Ellery chuckled suddenly. “Have you given any real thought to that rock?” he asked.
“The rock?” repeated Inspector Queen slowly.
“Yes, yes, that very common garden-variety of rock from the border of the path behind the house. The rock that shattered Karen Leith’s window shortly after the crime.”
“Some kid threw that.”
“I said that long ago,” said Terry. Then they both glared at Ellery.
“Well, did you ever find a trace of such a child?”
“What’s the difference?” grumbled the Inspector. “And if you’ve got anything up your sleeve,” he added testily, “I wish you’d come out with it!”
“The other day,” said Ellery, “Terry and I tried an experiment. Ask Ritter. He saw us and probably thought we were insane. We stood in the garden and threw rocks of the approximate size and shape of the one that broke the window. We threw “em at those very oriel windows.”
“What for?”
“Well, Terry’s an ex-baseball player, you know. Professional pitcher. He can throw. I saw him throw. Wonderful control — almost perfect marksmanship.”
“Stop it,” growled Terry. “You’ll have me making a speech in a minute. Come on!”
“Terry,” continued Ellery equably, “at my direction tried a half-dozen times to send a rock past those iron bars into Karen Leith’s bedroom. He failed each time — the rocks struck the bars and fell into the garden. As a matter of fact, he didn’t even want to try — anyone, he said, with any sense, would know you couldn’t throw a rock five inches long by three inches wide between two iron bars only six inches apart — moreover, throwing upward , from an awkward position, from the ground to a second-story window.”

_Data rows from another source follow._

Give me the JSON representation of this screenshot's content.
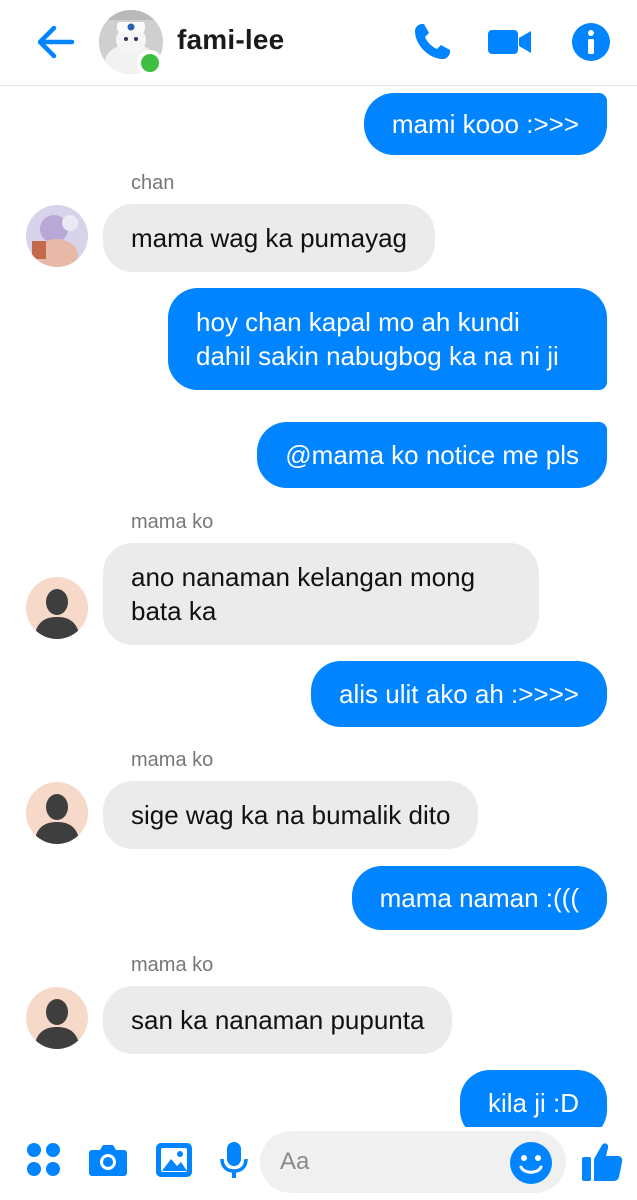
{
  "header": {
    "title": "fami-lee",
    "back_icon": "arrow-left-icon",
    "call_icon": "phone-icon",
    "video_icon": "video-camera-icon",
    "info_icon": "info-icon",
    "accent_color": "#0084ff",
    "online_color": "#3fbf3f"
  },
  "messages": [
    {
      "type": "out",
      "text": "mami kooo :>>>"
    },
    {
      "type": "in",
      "sender": "chan",
      "text": "mama wag ka pumayag"
    },
    {
      "type": "out",
      "text": "hoy chan kapal mo ah kundi dahil sakin nabugbog ka na ni ji"
    },
    {
      "type": "out",
      "text": "@mama ko notice me pls"
    },
    {
      "type": "in",
      "sender": "mama ko",
      "text": "ano nanaman kelangan mong bata ka"
    },
    {
      "type": "out",
      "text": "alis ulit ako ah :>>>>"
    },
    {
      "type": "in",
      "sender": "mama ko",
      "text": "sige wag ka na bumalik dito"
    },
    {
      "type": "out",
      "text": "mama naman :((("
    },
    {
      "type": "in",
      "sender": "mama ko",
      "text": "san ka nanaman pupunta"
    },
    {
      "type": "out",
      "text": "kila ji :D"
    }
  ],
  "composer": {
    "placeholder": "Aa",
    "apps_icon": "four-dots-menu-icon",
    "camera_icon": "camera-icon",
    "gallery_icon": "image-icon",
    "mic_icon": "microphone-icon",
    "emoji_icon": "smiley-icon",
    "like_icon": "thumbs-up-icon"
  }
}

“It was done, wasn’t it?” demanded the Inspector; “That proves it can be done, Terry or no Terry.”
“But not that it was intended to be done! Terry was right. No one with sense would even have tried, seeing those iron bars so close together. And even if they had, why? Why should anyone have tried to throw a rock into that room from the garden? Not to attract attention, because that would imply a distraction in order to draw attention away from something; but nothing happened. Not to hit anyone, because that would be even more futile than to try to get the rock past the bars in the first place. Not to send a message, because no message was tied to the rock.”